Monseigneur nous parlait avec une foi émue de l'ingratitude des hommes, des enfants qui oublient les grâces divines et se laissent entraîner par leurs passions ou les conseils d'amis pervers. “Si vous saviez”, ajoutait-il, “que c'est le sang de Notre-Seigneur qui vous a rachetés. Le voyez-vous sur la croix, pâle, couvert de plaies, avec sa sainte mère et le disciple bien-aimé? Tout cela, il l'accepte par amour pour vous. Il pouvait ne pas souffrir, ne pas mourir, et il l'a fait par amour pour vous. Si vous restez insensibles, c'est que vous n'avez pas de cœur, Comme c'est malheureux de n'avoir pas de cœur, de fouler aux pieds le sang du Sauveur, de perdre son âme rachetée à un tel prix”.

Mes amis, voilà une petite page de l'histoire des missions. Nous aurions aussi quelque chose à y ajouter, en visitant nos Pères d'Afrique. Mgr Simon, qui va venir, a passé par bien des épreuves. Là-bas, il ne fait pas trop froid, mais il fait trop chaud. La famine se fait cruellement sentir, on n'a rien à boire. Depuis 4 ans, il est aux prises avec la faim. Maintenant la disette a un peu diminué. Il est tombé quelques gouttes d'eau, mais il reste encore bien des peines à endurer.
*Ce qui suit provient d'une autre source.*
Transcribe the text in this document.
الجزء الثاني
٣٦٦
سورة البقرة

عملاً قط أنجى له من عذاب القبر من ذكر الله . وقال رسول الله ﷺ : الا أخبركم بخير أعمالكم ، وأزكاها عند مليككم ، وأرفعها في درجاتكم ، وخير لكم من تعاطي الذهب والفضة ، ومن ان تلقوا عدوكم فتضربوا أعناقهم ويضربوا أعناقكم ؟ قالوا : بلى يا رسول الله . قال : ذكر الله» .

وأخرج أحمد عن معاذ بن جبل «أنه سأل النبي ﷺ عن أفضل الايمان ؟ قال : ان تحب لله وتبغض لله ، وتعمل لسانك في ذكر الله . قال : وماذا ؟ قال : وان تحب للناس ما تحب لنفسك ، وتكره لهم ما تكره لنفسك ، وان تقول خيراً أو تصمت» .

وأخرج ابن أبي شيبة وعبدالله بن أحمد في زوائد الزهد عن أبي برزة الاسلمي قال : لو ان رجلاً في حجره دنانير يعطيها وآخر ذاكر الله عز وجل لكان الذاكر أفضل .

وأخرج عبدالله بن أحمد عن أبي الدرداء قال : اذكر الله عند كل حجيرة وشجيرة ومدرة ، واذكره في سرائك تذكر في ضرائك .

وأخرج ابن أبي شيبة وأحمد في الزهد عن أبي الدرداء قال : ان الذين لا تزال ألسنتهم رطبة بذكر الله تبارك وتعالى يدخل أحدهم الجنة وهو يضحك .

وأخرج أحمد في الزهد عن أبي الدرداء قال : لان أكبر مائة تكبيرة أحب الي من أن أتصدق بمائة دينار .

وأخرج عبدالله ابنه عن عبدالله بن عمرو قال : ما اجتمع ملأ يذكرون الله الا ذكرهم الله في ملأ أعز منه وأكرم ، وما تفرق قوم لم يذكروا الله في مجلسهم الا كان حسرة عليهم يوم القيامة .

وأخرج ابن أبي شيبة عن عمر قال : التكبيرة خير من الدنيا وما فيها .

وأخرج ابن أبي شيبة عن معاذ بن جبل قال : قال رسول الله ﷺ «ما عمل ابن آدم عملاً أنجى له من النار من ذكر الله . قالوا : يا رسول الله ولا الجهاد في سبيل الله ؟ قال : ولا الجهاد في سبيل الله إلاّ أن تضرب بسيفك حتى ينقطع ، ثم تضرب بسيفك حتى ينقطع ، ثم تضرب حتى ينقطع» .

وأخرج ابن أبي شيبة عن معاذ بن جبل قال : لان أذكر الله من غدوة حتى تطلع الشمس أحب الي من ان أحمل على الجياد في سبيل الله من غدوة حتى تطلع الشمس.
Mes amis, aujourd'hui vous faites votre entrée dans la Congrégation, et qui sait si le bon Dieu ne vous appelle pas à partager cette vie? Comme il faut le prier de vous envoyer une effusion de lumières pour votre esprit, de générosité pour supporter toutes ces privations que n'importe où vous aurez à endurer. Oh! bienheureux les apôtres qui vont, comme Notre-Seigneur, comme saint Jean et saint Paul, au péril de la tranquillité de leur vie. Oh! la belle rencontre que de courir à la recherche des âmes! Le Sauveur vous rencontre le long de la route et vous dit: “Suivez-moi, voici ma croix, voici mes mérites, ma doctrine. Aidez-moi à sauver le monde”. Qu'il est heureux, celui qui répond à la voix du Sauveur!
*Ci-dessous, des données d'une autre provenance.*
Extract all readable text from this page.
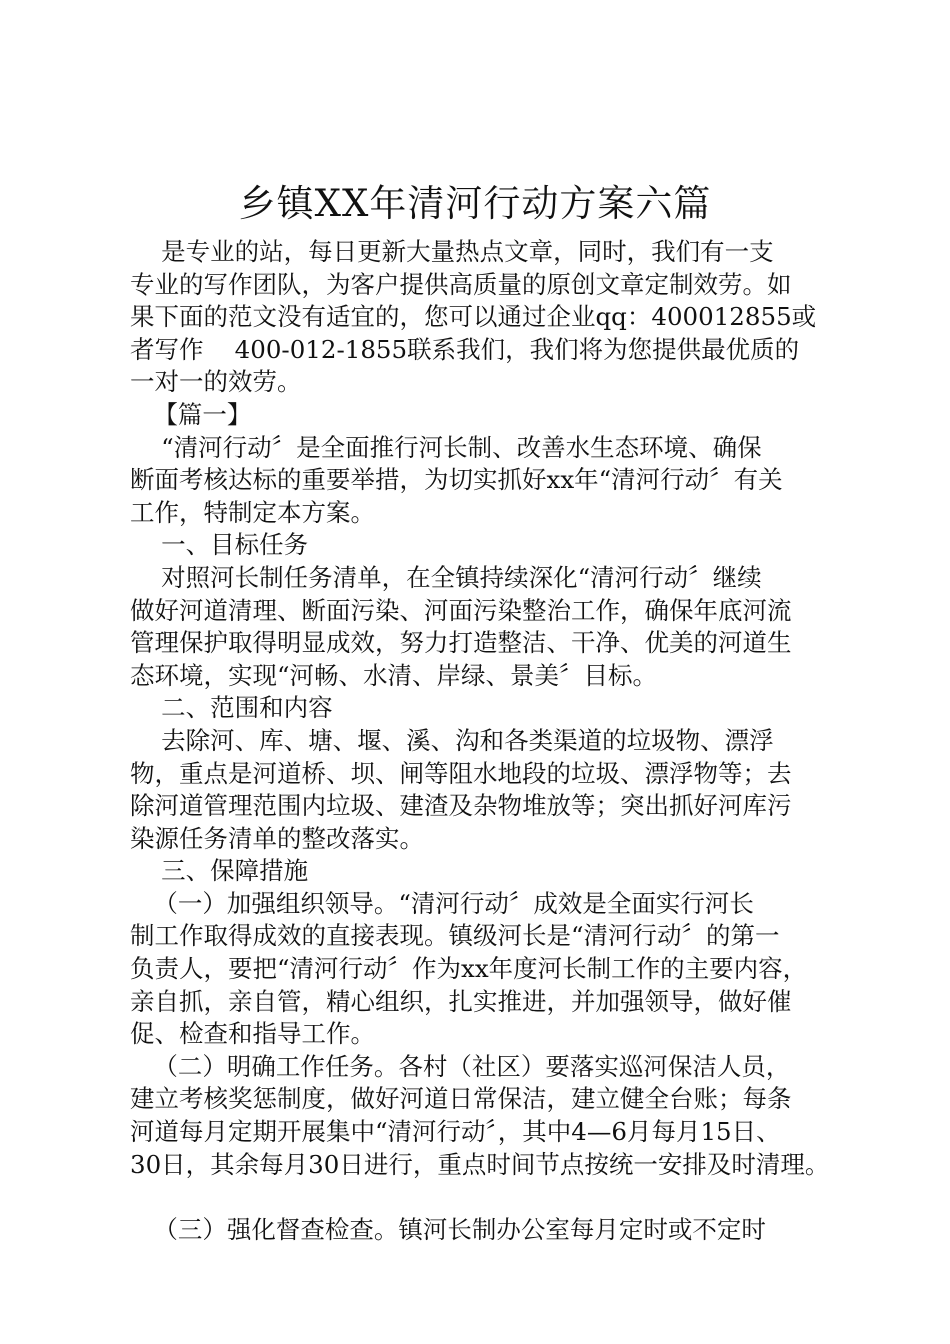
乡镇XX年清河行动方案六篇
是专业的站，每日更新大量热点文章，同时，我们有一支
专业的写作团队，为客户提供高质量的原创文章定制效劳。如
果下面的范文没有适宜的，您可以通过企业qq：400012855或
者写作    400-012-1855联系我们，我们将为您提供最优质的
一对一的效劳。
【篇一】
“清河行动〞是全面推行河长制、改善水生态环境、确保
断面考核达标的重要举措，为切实抓好xx年“清河行动〞有关
工作，特制定本方案。
一、目标任务
对照河长制任务清单，在全镇持续深化“清河行动〞继续
做好河道清理、断面污染、河面污染整治工作，确保年底河流
管理保护取得明显成效，努力打造整洁、干净、优美的河道生
态环境，实现“河畅、水清、岸绿、景美〞目标。
二、范围和内容
去除河、库、塘、堰、溪、沟和各类渠道的垃圾物、漂浮
物，重点是河道桥、坝、闸等阻水地段的垃圾、漂浮物等；去
除河道管理范围内垃圾、建渣及杂物堆放等；突出抓好河库污
染源任务清单的整改落实。
三、保障措施
（一）加强组织领导。“清河行动〞成效是全面实行河长
制工作取得成效的直接表现。镇级河长是“清河行动〞的第一
负责人，要把“清河行动〞作为xx年度河长制工作的主要内容，
亲自抓，亲自管，精心组织，扎实推进，并加强领导，做好催
促、检查和指导工作。
（二）明确工作任务。各村（社区）要落实巡河保洁人员，
建立考核奖惩制度，做好河道日常保洁，建立健全台账；每条
河道每月定期开展集中“清河行动〞，其中4—6月每月15日、
30日，其余每月30日进行，重点时间节点按统一安排及时清理。
（三）强化督查检查。镇河长制办公室每月定时或不定时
Mais qui peut nous en rendre capables, sinon la grâce? Le bon évêque nous citait saint Augustin, disant à Dieu: “Mon Dieu, que désirez-vous de moi?” — “Que tu m'aimes.” — “Oh! oui, mettez en moi tout ce que vous désirez, et commandez tout ce que vous voudrez” -  [“Domine, da quod jubes, et jube quod vis”]. Nous allons aussi lui demander qu'il vous revête de son esprit, de sa générosité. Notre Saint-Père le Pape nous le disait: “Soyez dévoués jusqu’à l’effusion du sang. Ne craignez pas de vous dépenser, et alors vous ferez ce que je désire; et moi je travaillerai avec vous”.

Seigneur, vous voyez notre faiblesse, notre manque de courage et d'énergie. Donnez à vos faibles instruments d'être dociles à votre action. Nous accourrons avec ardeur dans vos missions, et nous aurons le bonheur, après quelques instants de labeur, de nous présenter devant vous avec une grande moisson, notre gloire et notre couronne.